Cézanne – Les dernières années





Quanti quadri per fare
un albero che non è più un albero e pare
chi sa – una linea un colore marrone o verde
un sovrastare di Dio
e insieme dire – quello lo vedi è l’albero
l’albero c’è
Che andirivieni dalla terra al cielo
Che strano mestiere dipingere

Spostare una parola da qui a là
(che strano mestiere scrivere versi)
e azzardare – non è una parola
quello che ho fatto è un pezzo
di realtà






Suite autunnale



Tema


Nelle città la narrazione non è richiesta.
Il tempo è scaduto; gli Omeri
si fanno ombra negli angoli - li schiaccia
il presente frettoloso; un futuro
non più procrastinabile è alle porte,
nugolo di uccelli famelici: ciò che si deve fare
è rafforzare gli sbarramenti, addossare
mobilia agli usci - circoscrivere
e difendere la casa coi denti.


Sta dentro una nuvola che si vede da qui
incorniciata dalla finestra, una nuvola non grandiosa,
anzi ingenua, nettamente disegnata.
A cercare, ad adoperare lenti
ben pulite, brillanti; a insistere, a riprovare,
a mettere a confronto saggi diversi,
a pensarci un poco su,
i tendaggi tra misteriosi sibili si aprirebbero
rivelando la scena nuda e ferma.
Ma l’ossessione di vedere - la coazione
a riferire con precisione, il compito
“racconta come hai trascorso
il dì di festa” va come fumo
nell’aria. La tentazione del serpente
s’incarna nel risibile millepiedi.



Svolgimento

E’ una vita, sono passi in una direzione
- sono passi in una direzione mutevole;
e soprattutto i colori, sono cangianti;
le linee anche, ma soprattutto i colori;
è lo sfondo che cambia... è la figura...
la figura con lo sfondo - il quadro.
La cornice invece sembra - per il momento - fissa:
ma io credo che per ogni evenienza è bene essere preparati.
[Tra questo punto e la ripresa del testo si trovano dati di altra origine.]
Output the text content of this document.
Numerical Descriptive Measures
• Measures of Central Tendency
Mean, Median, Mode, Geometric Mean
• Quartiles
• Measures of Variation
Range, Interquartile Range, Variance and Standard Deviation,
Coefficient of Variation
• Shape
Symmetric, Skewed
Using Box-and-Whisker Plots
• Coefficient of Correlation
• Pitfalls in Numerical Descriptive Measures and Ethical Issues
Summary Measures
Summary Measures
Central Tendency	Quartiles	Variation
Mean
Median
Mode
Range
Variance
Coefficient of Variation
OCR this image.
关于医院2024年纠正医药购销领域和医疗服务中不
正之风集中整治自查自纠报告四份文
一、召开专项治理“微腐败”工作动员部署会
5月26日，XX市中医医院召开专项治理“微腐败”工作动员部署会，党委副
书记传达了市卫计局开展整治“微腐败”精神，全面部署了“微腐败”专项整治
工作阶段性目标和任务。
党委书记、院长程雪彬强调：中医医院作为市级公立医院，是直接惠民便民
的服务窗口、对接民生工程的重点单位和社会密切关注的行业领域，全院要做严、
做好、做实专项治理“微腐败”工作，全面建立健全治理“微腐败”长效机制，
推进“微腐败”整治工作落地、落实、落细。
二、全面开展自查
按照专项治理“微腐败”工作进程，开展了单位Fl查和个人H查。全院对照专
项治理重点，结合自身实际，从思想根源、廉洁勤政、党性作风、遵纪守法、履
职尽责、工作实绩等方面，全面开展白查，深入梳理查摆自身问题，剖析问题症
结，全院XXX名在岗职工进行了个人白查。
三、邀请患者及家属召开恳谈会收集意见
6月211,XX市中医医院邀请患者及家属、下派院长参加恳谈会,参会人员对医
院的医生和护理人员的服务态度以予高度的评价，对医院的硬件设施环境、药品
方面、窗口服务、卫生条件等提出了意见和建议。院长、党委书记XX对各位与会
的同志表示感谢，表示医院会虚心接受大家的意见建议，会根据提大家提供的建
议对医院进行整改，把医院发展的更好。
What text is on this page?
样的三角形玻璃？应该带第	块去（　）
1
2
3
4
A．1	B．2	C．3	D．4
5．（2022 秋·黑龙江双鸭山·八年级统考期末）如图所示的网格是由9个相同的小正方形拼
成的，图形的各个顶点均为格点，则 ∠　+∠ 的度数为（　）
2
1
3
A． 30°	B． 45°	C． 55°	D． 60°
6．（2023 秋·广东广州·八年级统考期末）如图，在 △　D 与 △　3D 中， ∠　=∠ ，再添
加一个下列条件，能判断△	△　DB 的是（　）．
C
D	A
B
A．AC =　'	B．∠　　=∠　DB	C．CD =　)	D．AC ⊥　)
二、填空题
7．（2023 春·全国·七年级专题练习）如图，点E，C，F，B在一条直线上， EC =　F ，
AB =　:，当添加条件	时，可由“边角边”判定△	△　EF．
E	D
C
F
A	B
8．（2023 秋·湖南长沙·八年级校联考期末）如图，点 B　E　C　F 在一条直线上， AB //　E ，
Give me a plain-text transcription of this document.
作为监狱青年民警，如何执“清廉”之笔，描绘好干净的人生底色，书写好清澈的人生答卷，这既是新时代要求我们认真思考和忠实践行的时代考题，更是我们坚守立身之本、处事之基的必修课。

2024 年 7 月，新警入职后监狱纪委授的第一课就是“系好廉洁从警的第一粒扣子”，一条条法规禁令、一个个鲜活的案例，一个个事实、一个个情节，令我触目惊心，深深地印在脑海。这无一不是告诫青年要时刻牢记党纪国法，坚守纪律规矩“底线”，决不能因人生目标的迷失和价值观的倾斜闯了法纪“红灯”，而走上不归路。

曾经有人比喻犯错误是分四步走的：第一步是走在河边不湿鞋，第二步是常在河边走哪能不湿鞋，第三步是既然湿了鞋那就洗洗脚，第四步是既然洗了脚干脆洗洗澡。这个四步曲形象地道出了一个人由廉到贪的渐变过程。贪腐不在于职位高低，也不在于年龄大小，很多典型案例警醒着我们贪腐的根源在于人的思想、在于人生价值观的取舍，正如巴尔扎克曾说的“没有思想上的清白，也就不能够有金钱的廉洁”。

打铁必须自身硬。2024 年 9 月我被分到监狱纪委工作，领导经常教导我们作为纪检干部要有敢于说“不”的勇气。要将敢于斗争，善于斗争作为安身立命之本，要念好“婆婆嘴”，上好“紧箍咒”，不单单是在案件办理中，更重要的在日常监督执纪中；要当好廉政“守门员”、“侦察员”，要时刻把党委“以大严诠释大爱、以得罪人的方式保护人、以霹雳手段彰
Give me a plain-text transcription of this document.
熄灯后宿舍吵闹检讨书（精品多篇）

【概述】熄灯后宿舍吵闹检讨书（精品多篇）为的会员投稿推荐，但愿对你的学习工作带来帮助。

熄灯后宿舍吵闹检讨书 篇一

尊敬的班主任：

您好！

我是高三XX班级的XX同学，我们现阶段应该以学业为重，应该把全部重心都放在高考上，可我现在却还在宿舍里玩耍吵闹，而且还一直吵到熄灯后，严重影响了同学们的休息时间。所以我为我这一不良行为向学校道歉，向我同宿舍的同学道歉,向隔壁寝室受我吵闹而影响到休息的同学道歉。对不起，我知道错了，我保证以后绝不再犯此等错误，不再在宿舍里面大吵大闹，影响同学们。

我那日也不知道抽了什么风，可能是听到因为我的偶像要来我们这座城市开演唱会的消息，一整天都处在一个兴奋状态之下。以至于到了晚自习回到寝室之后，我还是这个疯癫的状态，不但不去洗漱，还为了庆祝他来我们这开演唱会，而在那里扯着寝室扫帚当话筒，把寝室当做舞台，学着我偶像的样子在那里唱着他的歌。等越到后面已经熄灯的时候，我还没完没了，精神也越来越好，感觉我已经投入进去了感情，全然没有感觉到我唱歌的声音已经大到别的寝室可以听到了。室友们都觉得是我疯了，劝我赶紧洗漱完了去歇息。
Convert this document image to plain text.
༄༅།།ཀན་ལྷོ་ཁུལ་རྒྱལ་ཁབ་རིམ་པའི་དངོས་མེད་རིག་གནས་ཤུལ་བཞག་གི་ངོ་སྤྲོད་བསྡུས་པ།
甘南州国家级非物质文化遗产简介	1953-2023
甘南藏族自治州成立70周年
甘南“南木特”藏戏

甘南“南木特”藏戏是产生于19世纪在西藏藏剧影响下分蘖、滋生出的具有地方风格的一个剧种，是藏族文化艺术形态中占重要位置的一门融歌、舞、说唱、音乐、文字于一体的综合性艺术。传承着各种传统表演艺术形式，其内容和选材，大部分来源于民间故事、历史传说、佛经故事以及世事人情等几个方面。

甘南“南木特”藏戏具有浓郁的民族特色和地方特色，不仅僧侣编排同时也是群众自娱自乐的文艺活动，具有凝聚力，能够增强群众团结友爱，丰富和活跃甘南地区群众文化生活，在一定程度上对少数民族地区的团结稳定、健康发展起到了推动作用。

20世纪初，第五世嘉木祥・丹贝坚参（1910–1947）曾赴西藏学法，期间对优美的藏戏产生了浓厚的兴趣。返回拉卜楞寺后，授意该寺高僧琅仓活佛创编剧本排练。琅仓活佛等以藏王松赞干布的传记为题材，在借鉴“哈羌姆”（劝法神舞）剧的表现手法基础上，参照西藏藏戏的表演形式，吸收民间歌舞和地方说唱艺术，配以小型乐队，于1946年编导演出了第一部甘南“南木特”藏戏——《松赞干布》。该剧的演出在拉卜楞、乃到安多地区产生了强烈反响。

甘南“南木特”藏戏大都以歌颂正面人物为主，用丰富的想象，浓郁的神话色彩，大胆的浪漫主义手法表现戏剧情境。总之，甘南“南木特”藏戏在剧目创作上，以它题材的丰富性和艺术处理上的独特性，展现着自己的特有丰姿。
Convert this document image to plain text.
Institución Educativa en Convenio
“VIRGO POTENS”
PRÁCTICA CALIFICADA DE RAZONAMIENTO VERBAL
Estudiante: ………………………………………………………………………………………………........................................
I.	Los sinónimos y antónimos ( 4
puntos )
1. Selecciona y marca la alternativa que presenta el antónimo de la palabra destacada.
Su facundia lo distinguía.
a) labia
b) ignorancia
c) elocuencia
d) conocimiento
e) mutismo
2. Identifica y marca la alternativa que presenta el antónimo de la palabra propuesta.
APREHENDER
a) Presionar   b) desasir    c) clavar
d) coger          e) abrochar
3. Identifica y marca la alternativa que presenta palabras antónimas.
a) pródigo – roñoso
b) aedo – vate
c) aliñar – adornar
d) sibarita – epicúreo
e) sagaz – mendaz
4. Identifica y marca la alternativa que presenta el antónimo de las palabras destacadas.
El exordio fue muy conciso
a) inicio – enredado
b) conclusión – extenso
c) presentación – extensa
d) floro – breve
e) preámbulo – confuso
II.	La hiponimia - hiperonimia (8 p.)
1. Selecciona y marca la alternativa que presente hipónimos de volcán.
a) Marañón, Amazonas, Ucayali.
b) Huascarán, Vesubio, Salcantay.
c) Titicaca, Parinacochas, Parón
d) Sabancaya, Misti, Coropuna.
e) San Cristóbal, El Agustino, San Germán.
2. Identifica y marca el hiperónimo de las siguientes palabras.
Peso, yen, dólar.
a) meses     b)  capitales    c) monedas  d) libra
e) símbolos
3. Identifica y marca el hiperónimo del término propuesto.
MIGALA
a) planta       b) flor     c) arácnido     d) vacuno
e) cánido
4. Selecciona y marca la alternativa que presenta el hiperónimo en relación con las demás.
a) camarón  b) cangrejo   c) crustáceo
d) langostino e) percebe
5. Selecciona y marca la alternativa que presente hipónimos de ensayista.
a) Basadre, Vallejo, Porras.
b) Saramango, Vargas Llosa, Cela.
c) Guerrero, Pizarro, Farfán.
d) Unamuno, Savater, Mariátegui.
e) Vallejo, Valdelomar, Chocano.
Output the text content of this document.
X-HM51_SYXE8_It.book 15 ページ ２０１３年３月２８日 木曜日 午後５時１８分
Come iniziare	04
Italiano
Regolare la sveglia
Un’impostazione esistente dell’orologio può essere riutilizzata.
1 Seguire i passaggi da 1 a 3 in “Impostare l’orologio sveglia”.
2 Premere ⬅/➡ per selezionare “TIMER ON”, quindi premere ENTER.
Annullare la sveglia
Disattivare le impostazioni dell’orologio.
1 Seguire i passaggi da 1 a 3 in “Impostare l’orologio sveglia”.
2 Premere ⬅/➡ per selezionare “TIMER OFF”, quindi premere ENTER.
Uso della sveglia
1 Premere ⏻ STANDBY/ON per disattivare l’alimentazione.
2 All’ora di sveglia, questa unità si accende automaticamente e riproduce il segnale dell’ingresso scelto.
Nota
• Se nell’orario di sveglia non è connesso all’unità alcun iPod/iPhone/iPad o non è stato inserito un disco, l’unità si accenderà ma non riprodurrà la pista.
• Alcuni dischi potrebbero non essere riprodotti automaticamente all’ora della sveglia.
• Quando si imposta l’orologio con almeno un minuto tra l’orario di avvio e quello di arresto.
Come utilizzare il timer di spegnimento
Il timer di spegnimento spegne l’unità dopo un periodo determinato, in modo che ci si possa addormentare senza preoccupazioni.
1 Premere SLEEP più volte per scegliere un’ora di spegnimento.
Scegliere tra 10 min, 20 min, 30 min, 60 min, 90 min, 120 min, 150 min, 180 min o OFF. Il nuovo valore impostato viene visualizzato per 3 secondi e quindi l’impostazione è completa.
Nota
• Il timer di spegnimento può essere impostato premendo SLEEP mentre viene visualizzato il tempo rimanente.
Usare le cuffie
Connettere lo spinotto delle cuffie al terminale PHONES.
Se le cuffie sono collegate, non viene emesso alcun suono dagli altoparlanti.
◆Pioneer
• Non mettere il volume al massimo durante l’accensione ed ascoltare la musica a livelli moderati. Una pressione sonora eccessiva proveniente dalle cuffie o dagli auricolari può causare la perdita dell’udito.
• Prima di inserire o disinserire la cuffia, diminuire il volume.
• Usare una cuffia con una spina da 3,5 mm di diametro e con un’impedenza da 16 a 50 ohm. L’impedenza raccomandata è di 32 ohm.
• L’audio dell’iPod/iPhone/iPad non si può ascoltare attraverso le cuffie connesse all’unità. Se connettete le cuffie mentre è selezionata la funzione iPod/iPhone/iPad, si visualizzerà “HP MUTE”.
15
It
La riflessione prende vita dalle foglie del platano
e dal viale dei platani, che nel mio caso è l’infanzia.
Infanzia peraltro non mutevole, ma capace
di capovolgimenti repentini.
A ripensarci adesso, sfuggono i limiti della figura, i contorni.
Comunque è opportuno tracciare linee curve,
per prudenza.


La madre teneva il foglio dritto,
il foglio ha due facce, una bianca, l’altra nera.
La nonna ritagliava nel foglio silhouettes
che a un tratto si mettevano a danzare.
Il padre regalava fogli ingialliti
alla bambina che disegnava case
tutte colorate.



Dunque

“Dunque è conclusivo” - replicava secca l’insegnante
dritta impalata nell’aula dalle pareti alte e lisce
solo adornate - per così dire - dal Crocifisso
e dai ritratti del Duce e del Re
e Imperatore. Eravamo in un Regio Liceo Ginnasio,
in un quartiere di borghesi immigrati,
nella Città Eterna. E l’affermazione
incontestabile gettava nello sconforto
la ragazzina che s’arrampicava
sulle pareti alte e lisce
di una memoria che sfuggiva. Dunque è conclusivo.
Come negarlo? Bisogna cercare
rami, pietre sporgenti, appoggi,
o una corda fissata con mani sicure
dagli uomini di casa, il padre, i fratelli maggiori.
Ma nessuna traccia di appoggi sulle pareti lisce,
nessun cammino percettibile sulle pareti di marmo,
non anfratti, non tronchi cavi, non fogliame,
non rovi, non fruscii, non voli.
Il bosco...fu forse fantasia...
fantasma, spettro, riflesso d’uno specchio...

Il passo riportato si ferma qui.